I would like to prove that Brownian motion, denoted $B_t$, is not of bounded variation using the fact that its quadratic variation is finite.
Here is my attempt:
Consider $[t,s]\subset[0,+\infty)$ and a sequence $(\pi_n)_n$ of partitions such that the diameter $\lvert \pi_n\rvert\to 0$ as $n\to\infty$. We know that
$$
\| T_{[s,t]}^{\pi_n}(B) – (s-t)\|_{L^2}\to_{n\to\infty} 0\quad\text{where}\quad T_{[s,t]}^{\pi_n}(B) = \sum_{i=0}^{n-1}(B_{t_{i+1}} – B_{t_{i}})^{2}
$$
The convergence in $L^2$ implies the existence of a subsequence $T_{[s,t]}^{\pi_{n_k}}(B)$ that converges almost surely to $s-t$, we denote $A$ this set. Now we notice that the Brownian motion is almost surely continuous in its trajectory, denote $B$ the set associated to this.

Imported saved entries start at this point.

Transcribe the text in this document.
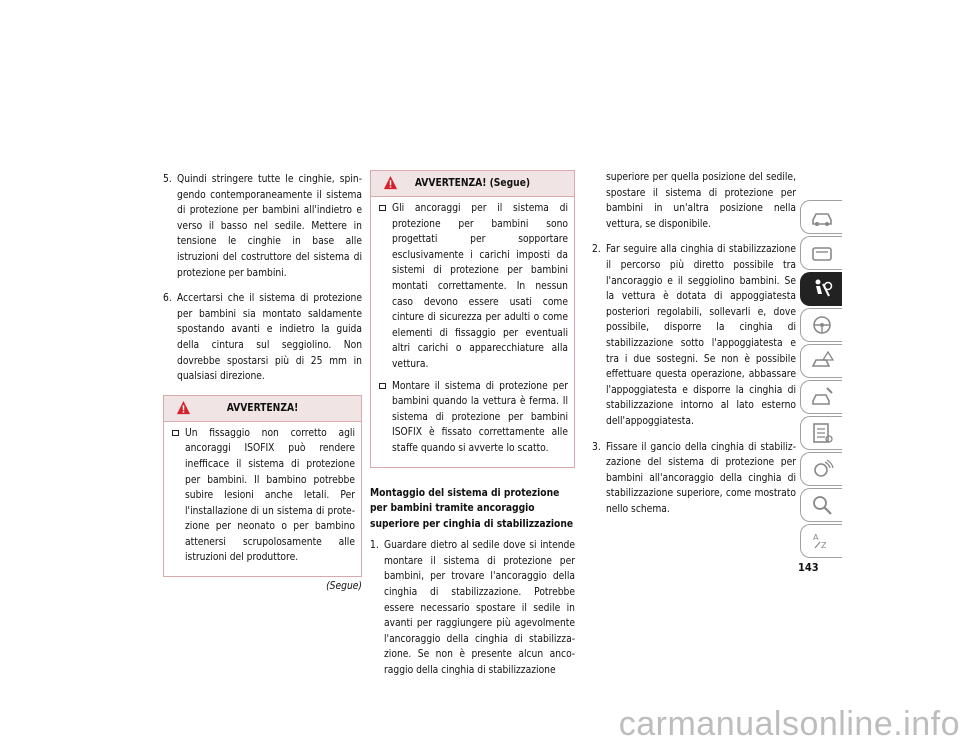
5. Quindi stringere tutte le cinghie, spingendo contemporaneamente il sistema di protezione per bambini all'indietro e verso il basso nel sedile. Mettere in tensione le cinghie in base alle istruzioni del costruttore del sistema di protezione per bambini.
6. Accertarsi che il sistema di protezione per bambini sia montato saldamente spostando avanti e indietro la guida della cintura sul seggiolino. Non dovrebbe spostarsi più di 25 mm in qualsiasi direzione.
AVVERTENZA!
Un fissaggio non corretto agli ancoraggi ISOFIX può rendere inefficace il sistema di protezione per bambini. Il bambino potrebbe subire lesioni anche letali. Per l'installazione di un sistema di protezione per neonato o per bambino attenersi scrupolosamente alle istruzioni del produttore.
(Segue)
AVVERTENZA! (Segue)
Gli ancoraggi per il sistema di protezione per bambini sono progettati per sopportare esclusivamente i carichi imposti da sistemi di protezione per bambini montati correttamente. In nessun caso devono essere usati come cinture di sicurezza per adulti o come elementi di fissaggio per eventuali altri carichi o apparecchiature alla vettura.
Montare il sistema di protezione per bambini quando la vettura è ferma. Il sistema di protezione per bambini ISOFIX è fissato correttamente alle staffe quando si avverte lo scatto.
Montaggio del sistema di protezione per bambini tramite ancoraggio superiore per cinghia di stabilizzazione
1. Guardare dietro al sedile dove si intende montare il sistema di protezione per bambini, per trovare l'ancoraggio della cinghia di stabilizzazione. Potrebbe essere necessario spostare il sedile in avanti per raggiungere più agevolmente l'ancoraggio della cinghia di stabilizzazione. Se non è presente alcun ancoraggio della cinghia di stabilizzazione
superiore per quella posizione del sedile, spostare il sistema di protezione per bambini in un'altra posizione nella vettura, se disponibile.
2. Far seguire alla cinghia di stabilizzazione il percorso più diretto possibile tra l'ancoraggio e il seggiolino bambini. Se la vettura è dotata di appoggiatesta posteriori regolabili, sollevarli e, dove possibile, disporre la cinghia di stabilizzazione sotto l'appoggiatesta e tra i due sostegni. Se non è possibile effettuare questa operazione, abbassare l'appoggiatesta e disporre la cinghia di stabilizzazione intorno al lato esterno dell'appoggiatesta.
3. Fissare il gancio della cinghia di stabilizzazione del sistema di protezione per bambini all'ancoraggio della cinghia di stabilizzazione superiore, come mostrato nello schema.
A
Z
143
carmanualsonline.info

Then we have that $\mathbb{P}(C)=\mathbb{P}(A\cap B) = 1$.
Now take $\omega\in C$, we know that $B_t(\omega)$ is uniformly continuous on $[t,s]$. Take $\epsilon>0$, there exists $\delta>0$ such that for all $p,q\in [t,s]$ satisfying $\lvert p-q\rvert\leq\delta$ we have $\lvert B_p(\omega) – B_q(\omega)\rvert\leq\epsilon$. Moreover, for the subsequence $\pi_{n_k}$ there exists a rank $N\in\mathbb{N}$ such that for all $n_k\geq N$ we have $\lvert\pi_{n_k}\rvert\leq\delta$. Thus we have
$$
T_{[s,t]}^{\pi_{n_k}}(B(\omega))= \sum_{i=0}^{n-1}(B_{t_{i+1}}(\omega) – B_{t_{i}}(\omega))^{2} = \epsilon\sum_{i=0}^{n-1}\lvert B_{t_{i+1}}(\omega) – B_{t_{i}}(\omega)\rvert\leq \epsilon V_{t,s}(B(\omega))
$$
But we know that $T_{[s,t]}^{\pi_{n_k}}(B(\omega)$ converges to $s-t$ which is strictly positive so this implies that the constant $V_{t,s}(B(\omega))$ which is the variation of $B_t$ on the interval $[t,s]$ is equal to $\infty$.

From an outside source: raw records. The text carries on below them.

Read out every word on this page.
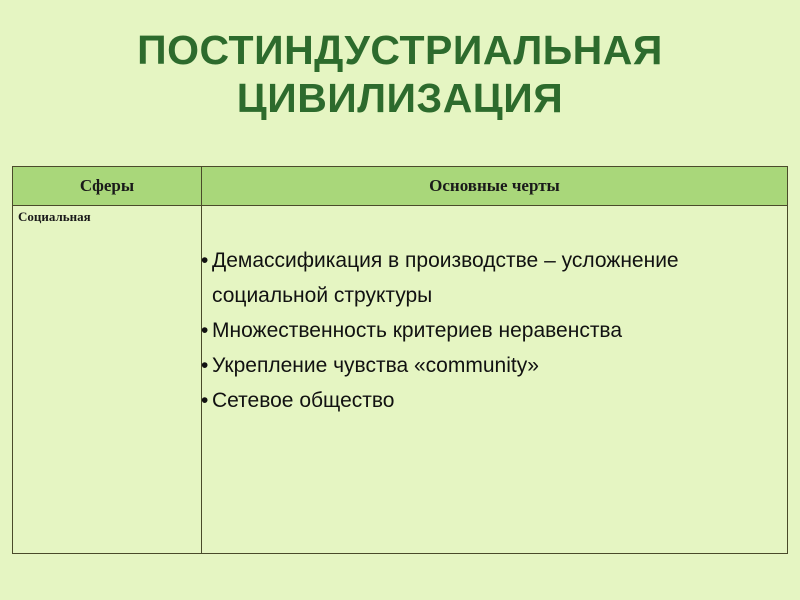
ПОСТИНДУСТРИАЛЬНАЯ
ЦИВИЛИЗАЦИЯ
Сферы	Основные черты
Социальная
• Демассификация в производстве – усложнение социальной структуры
• Множественность критериев неравенства
• Укрепление чувства «community»
• Сетевое общество
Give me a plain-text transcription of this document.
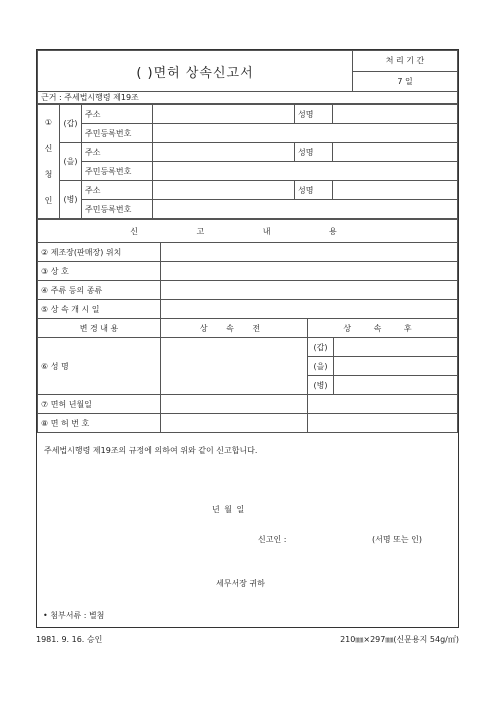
( )면허 상속신고서	처 리 기 간
7 일
근거 : 주세법시행령 제19조
①
신
청
인	(갑)	주소		성명	
		주민등록번호			
	(을)	주소		성명	
		주민등록번호			
	(병)	주소		성명	
		주민등록번호			
신 고 내 용			
② 제조장(판매장) 위치			
③ 상 호			
④ 주류 등의 종류			
⑤ 상 속 개 시 일			
변 경 내 용	상 속 전	상 속 후	
⑥ 성 명		(갑)	
		(을)	
		(병)	
⑦ 면허 년월일			
⑧ 면 허 번 호			
주세법시행령 제19조의 규정에 의하여 위와 같이 신고합니다.
년 월 일
신고인 :	(서명 또는 인)
세무서장 귀하
• 첨부서류 : 별첨
1981. 9. 16. 승인	210㎜×297㎜(신문용지 54g/㎡)
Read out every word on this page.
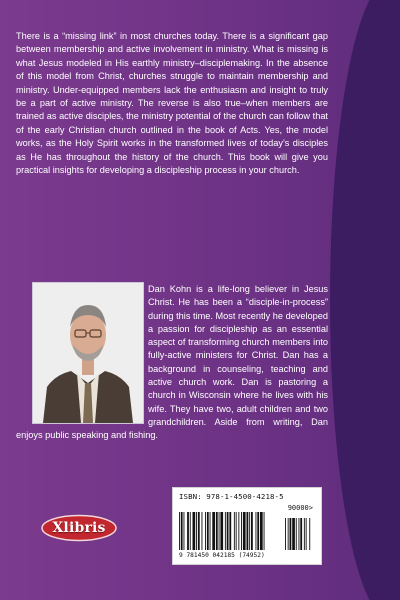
There is a “missing link” in most churches today. There is a significant gap between membership and active involvement in ministry. What is missing is what Jesus modeled in His earthly ministry–disciplemaking. In the absence of this model from Christ, churches struggle to maintain membership and ministry. Under-equipped members lack the enthusiasm and insight to truly be a part of active ministry. The reverse is also true–when members are trained as active disciples, the ministry potential of the church can follow that of the early Christian church outlined in the book of Acts. Yes, the model works, as the Holy Spirit works in the transformed lives of today’s disciples as He has throughout the history of the church. This book will give you practical insights for developing a discipleship process in your church.

Dan Kohn is a life-long believer in Jesus Christ. He has been a “disciple-in-process” during this time. Most recently he developed a passion for discipleship as an essential aspect of transforming church members into fully-active ministers for Christ. Dan has a background in counseling, teaching and active church work. Dan is pastoring a church in Wisconsin where he lives with his wife. They have two, adult children and two grandchildren. Aside from writing, Dan enjoys public speaking and fishing.

ISBN: 978-1-4500-4218-5
90000>
9 781450 042185 (74952)
Xlibris
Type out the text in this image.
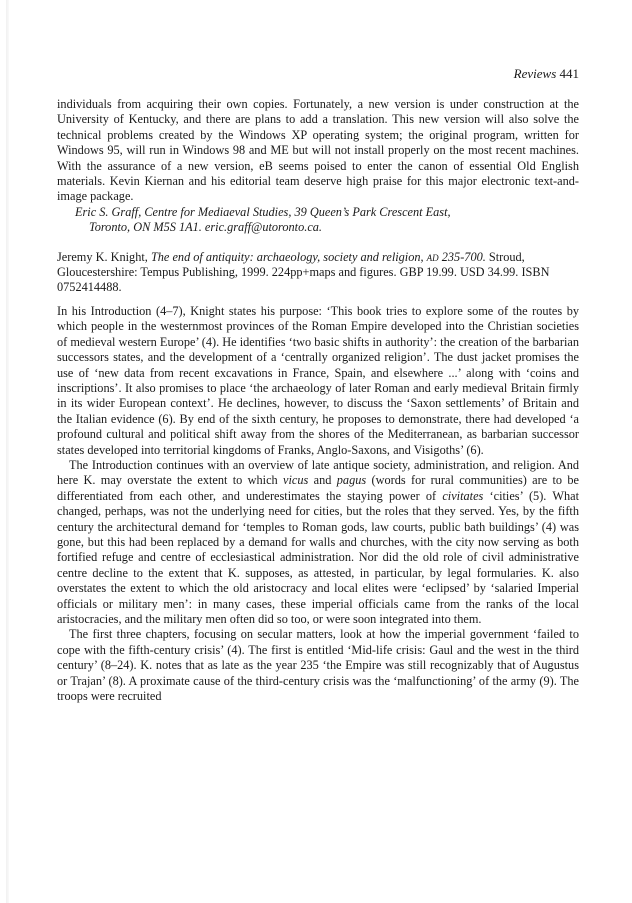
Reviews 441

individuals from acquiring their own copies. Fortunately, a new version is under construction at the University of Kentucky, and there are plans to add a translation. This new version will also solve the technical problems created by the Windows XP operating system; the original program, written for Windows 95, will run in Windows 98 and ME but will not install properly on the most recent machines. With the assurance of a new version, eB seems poised to enter the canon of essential Old English materials. Kevin Kiernan and his editorial team deserve high praise for this major electronic text-and-image package.

Eric S. Graff, Centre for Mediaeval Studies, 39 Queen’s Park Crescent East,
Toronto, ON M5S 1A1. eric.graff@utoronto.ca.

Jeremy K. Knight, The end of antiquity: archaeology, society and religion, ad 235-700. Stroud, Gloucestershire: Tempus Publishing, 1999. 224pp+maps and figures. GBP 19.99. USD 34.99. ISBN 0752414488.

In his Introduction (4–7), Knight states his purpose: ‘This book tries to explore some of the routes by which people in the westernmost provinces of the Roman Empire developed into the Christian societies of medieval western Europe’ (4). He identifies ‘two basic shifts in authority’: the creation of the barbarian successors states, and the development of a ‘centrally organized religion’. The dust jacket promises the use of ‘new data from recent excavations in France, Spain, and elsewhere ...’ along with ‘coins and inscriptions’. It also promises to place ‘the archaeology of later Roman and early medieval Britain firmly in its wider European context’. He declines, however, to discuss the ‘Saxon settlements’ of Britain and the Italian evidence (6). By end of the sixth century, he proposes to demonstrate, there had developed ‘a profound cultural and political shift away from the shores of the Mediterranean, as barbarian successor states developed into territorial kingdoms of Franks, Anglo-Saxons, and Visigoths’ (6).

The Introduction continues with an overview of late antique society, administration, and religion. And here K. may overstate the extent to which vicus and pagus (words for rural communities) are to be differentiated from each other, and underestimates the staying power of civitates ‘cities’ (5). What changed, perhaps, was not the underlying need for cities, but the roles that they served. Yes, by the fifth century the architectural demand for ‘temples to Roman gods, law courts, public bath buildings’ (4) was gone, but this had been replaced by a demand for walls and churches, with the city now serving as both fortified refuge and centre of ecclesiastical administration. Nor did the old role of civil administrative centre decline to the extent that K. supposes, as attested, in particular, by legal formularies. K. also overstates the extent to which the old aristocracy and local elites were ‘eclipsed’ by ‘salaried Imperial officials or military men’: in many cases, these imperial officials came from the ranks of the local aristocracies, and the military men often did so too, or were soon integrated into them.

The first three chapters, focusing on secular matters, look at how the imperial government ‘failed to cope with the fifth-century crisis’ (4). The first is entitled ‘Mid-life crisis: Gaul and the west in the third century’ (8–24). K. notes that as late as the year 235 ‘the Empire was still recognizably that of Augustus or Trajan’ (8). A proximate cause of the third-century crisis was the ‘malfunctioning’ of the army (9). The troops were recruited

I would like first to know if my reasoning is correct and if you have another way to prove this I would be glad to see this.
Best Answer
Minor nitpick: you meant (before your edit) for all $|p-q| < \delta$.
Another way to see this is to prove the more general result that a continuous martingale $M_t$ of bounded variation is in fact constant. Say, WLOG, that $M_0=0$ and observe that: $$\mathbb{E}(M_T^2) = \mathbb{E} \left[ \sum_{i\in \pi_n} (M_{t_{i+1}} -M_{t_i})^2\right] \leq V_{[0,T]}(M) \mathbb{E} \left[ \sup_{i\in\pi_n} |M_{t_{i+1}} - M_{t_i}| \right] \to 0$$ where the limit is due to uniform continuity of the paths of $M$ on $[0,T]$ and the fact $V_{[0,T]}(M) < \infty$. This implies $M_t = 0$ for all $t$.
Since Brownian motion is a non-constant martingale, it must be of unbounded variation.